Source: the internet

 

Indonesia is facing another NGO scandal. The Minister of Forestry, herself under considerable fire over the disputes with the domestic palm oil and paper industry leaders, in a U-turn, had to distance herself after World Resources Institute (WRI) and the Norwegian embassy caught in peddling in misleading information about peat swamps maps.

Foresthints.news long the voice for the ministry has, rightfully truth to power, pointed out the false information peddled by WRI and the Norwegians. However, many argue if the actions by the minister are populist tactics since the minister now claims the peatland decision was not made based on NGO reporting. What is the Norwegian embassy funding and what are the NGOs getting monies for remains a mystery.

Also under fire is the head of the Peatland Restoration Agency (BRG), Nazir Foaed, former WWF Indonesia, and Climate Land Use Alliance (CLUA) employee. On the sides, CLUA, in a recent meeting held by the Ministry of Forestry and State Intelligence Agency (BIN) officials was listed as a foreign NGO designed to disrupt the unity of Indonesia. It raises the question is the Jokowi administration influenced by foreign NGO interests?

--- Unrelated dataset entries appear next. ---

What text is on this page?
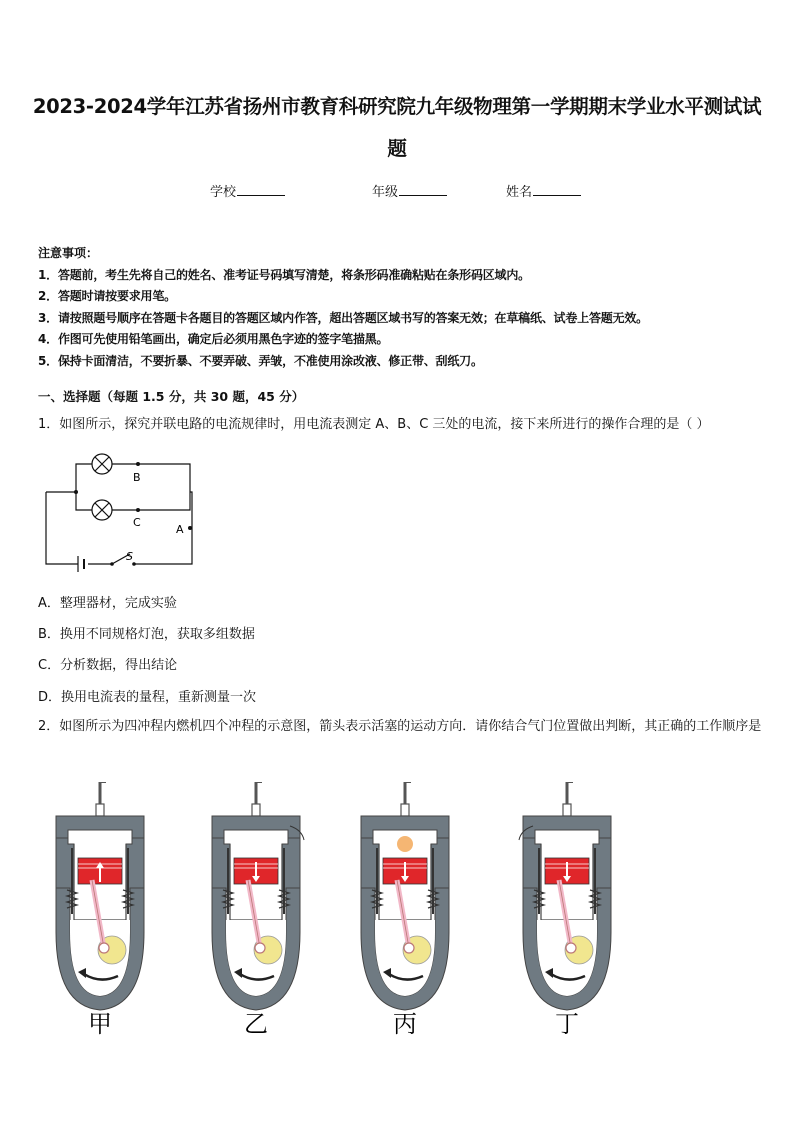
2023-2024学年江苏省扬州市教育科研究院九年级物理第一学期期末学业水平测试试题
学校	年级	姓名
注意事项：
1．答题前，考生先将自己的姓名、准考证号码填写清楚，将条形码准确粘贴在条形码区域内。
2．答题时请按要求用笔。
3．请按照题号顺序在答题卡各题目的答题区域内作答，超出答题区域书写的答案无效；在草稿纸、试卷上答题无效。
4．作图可先使用铅笔画出，确定后必须用黑色字迹的签字笔描黑。
5．保持卡面清洁，不要折暴、不要弄破、弄皱，不准使用涂改液、修正带、刮纸刀。
一、选择题（每题 1.5 分，共 30 题，45 分）
1．如图所示，探究并联电路的电流规律时，用电流表测定 A、B、C 三处的电流，接下来所进行的操作合理的是（ ）
B
C
A
S
A．整理器材，完成实验
B．换用不同规格灯泡，获取多组数据
C．分析数据，得出结论
D．换用电流表的量程，重新测量一次
2．如图所示为四冲程内燃机四个冲程的示意图，箭头表示活塞的运动方向．请你结合气门位置做出判断，其正确的工作顺序是
甲	乙	丙	丁
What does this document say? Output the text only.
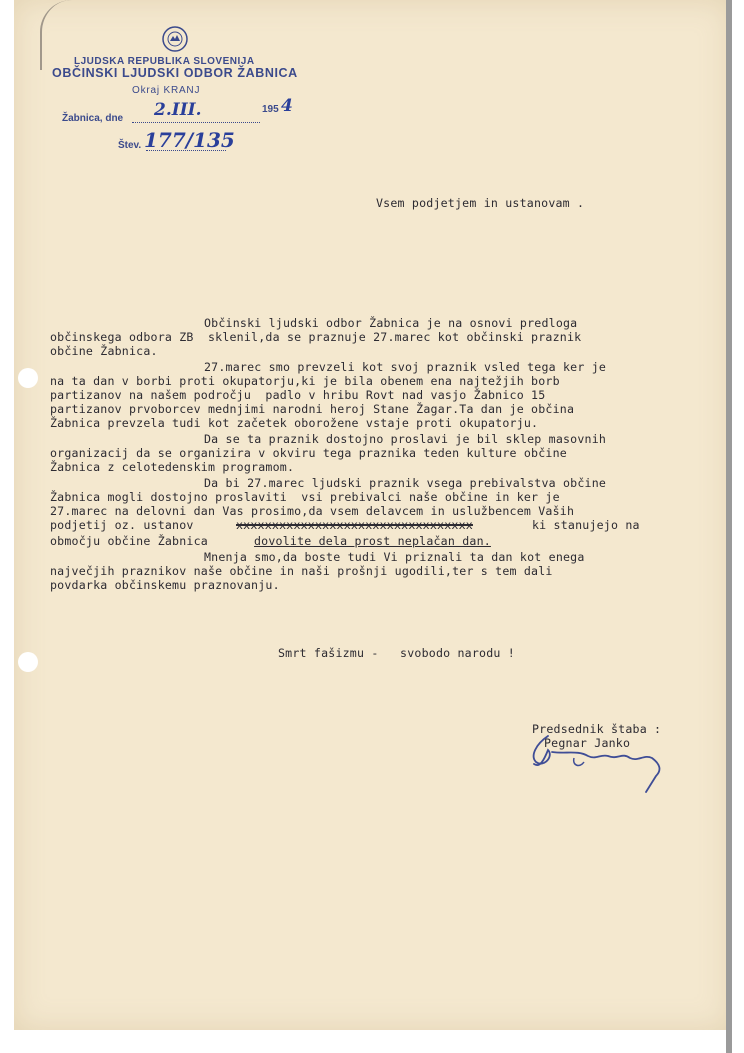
LJUDSKA REPUBLIKA SLOVENIJA
OBČINSKI LJUDSKI ODBOR ŽABNICA
Okraj KRANJ
Žabnica, dne 2.III.	195 4
Štev. 177/135
Vsem podjetjem in ustanovam .
Občinski ljudski odbor Žabnica je na osnovi predloga
občinskega odbora ZB  sklenil,da se praznuje 27.marec kot občinski praznik
občine Žabnica.
27.marec smo prevzeli kot svoj praznik vsled tega ker je
na ta dan v borbi proti okupatorju,ki je bila obenem ena najtežjih borb
partizanov na našem področju  padlo v hribu Rovt nad vasjo Žabnico 15
partizanov prvoborcev mednjimi narodni heroj Stane Žagar.Ta dan je občina
Žabnica prevzela tudi kot začetek oborožene vstaje proti okupatorju.
Da se ta praznik dostojno proslavi je bil sklep masovnih
organizacij da se organizira v okviru tega praznika teden kulture občine
Žabnica z celotedenskim programom.
Da bi 27.marec ljudski praznik vsega prebivalstva občine
Žabnica mogli dostojno proslaviti  vsi prebivalci naše občine in ker je
27.marec na delovni dan Vas prosimo,da vsem delavcem in uslužbencem Vaših
podjetij oz. ustanov	xxxxxxxxxxxxxxxxxxxxxxxxxxxxxxxxx	ki stanujejo na
območju občine Žabnica	dovolite dela prost neplačan dan.
Mnenja smo,da boste tudi Vi priznali ta dan kot enega
največjih praznikov naše občine in naši prošnji ugodili,ter s tem dali
povdarka občinskemu praznovanju.
Smrt fašizmu -   svobodo narodu !
Predsednik štaba :
Pegnar Janko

Foaed has been long criticized by officials for the sloppy work done by his agency. Foresthints.news labelled the peatland maps provided by the BRG as both legally and technically erroneous.

Foresthints.news wrote,

“….The minister pointed out that four datasets of the detailed analysis derived from LiDAR mapping performed in four-peat hydrological units (KHG), submitted by the Indonesian Peat Restoration Agency (BRG) in August this year, have not been used by the ministry whatsoever…..”

Many voices argue the NGOs are conducting a “black campaign” smearing the Indonesian companies. Now in the latest Slap Around Policy (SAP) process the minister now turned her attention to another lucrative target, Freeport.

The Jokowi administration ignorant about the threat these groups pose to the economy of Indonesia. The Indian government saw the threat to the national economic security and banned Greenpeace and some foreign NGOs. Argentina, the organizer of the WTO conference denied access to the Finnish NGO Siemenpuu and Friends of the Earth. In Indonesia, Siemenpuu has a long history with the local Marxist party and leftist leaning individuals who pose as activists.

Jokowi’s agrarian reforms are not performing. A recent Nasdaq report pointed out that Indonesian officials are “baffled” by the poor agrarian performance but the lack of comprehension by the Jokowi administration remains one of the key hurdles for prosperity. Halting the agricultural industry, the moratorium has created an economic vacuum. Agrarian forecasts by Indonesian officials are overly optimistic. In the absence of a new agrarian economy to replace the current industry, punitive, even hostile relationships with the domestic industry, has not encouraged the domestic palm oil and paper and pulp industry or foreign agricultural investors.

The green vision of the populist Jokowi is unlikely to perform. Driven by foreign NGO paranoid fears of instant doom, the administration has bought into the global hysteria. CLUA strategies call for Indonesia removing additional forest holdings from private hands. Jokowi officials are unlikely comprehending the implications for the industry and the revenues of the state.

Even with the land repossessions executed by the current administration, faint shadows from the Mugabe regime cast a long shadow over Indonesia. Politically and economically, these policies were a disaster. Once the breadbasket of Africa, Zimbabwe’s’ agriculture has collapsed. The country is poverty-stricken. Important lessons for Indonesian officials who pursue some socialist, green fantasy.

The foreign investment community looks very closely at the land repossession move against one of the largest taxpayers in the country. Many in the commodity investment markets argue if Jokowi does not respect his own industry, which employs about 41.1 million Indonesians how will the Jokowi administration guarantee foreign investment? According to public statements, the administration is trying to redistribute 40 or more million hectares of land to the public.

The Indian government after figuring out foreign NGOs cost the Indian economy about 2-3% GDP banned Greenpeace and shot the Ford Foundation a sharp shot across the bow. Maybe the administration needs a sharpen the pencil and wakes up once the 2-3 % GDP loss is experienced as a result of the foreign NGO campaign, and activists within the ranks of the administration.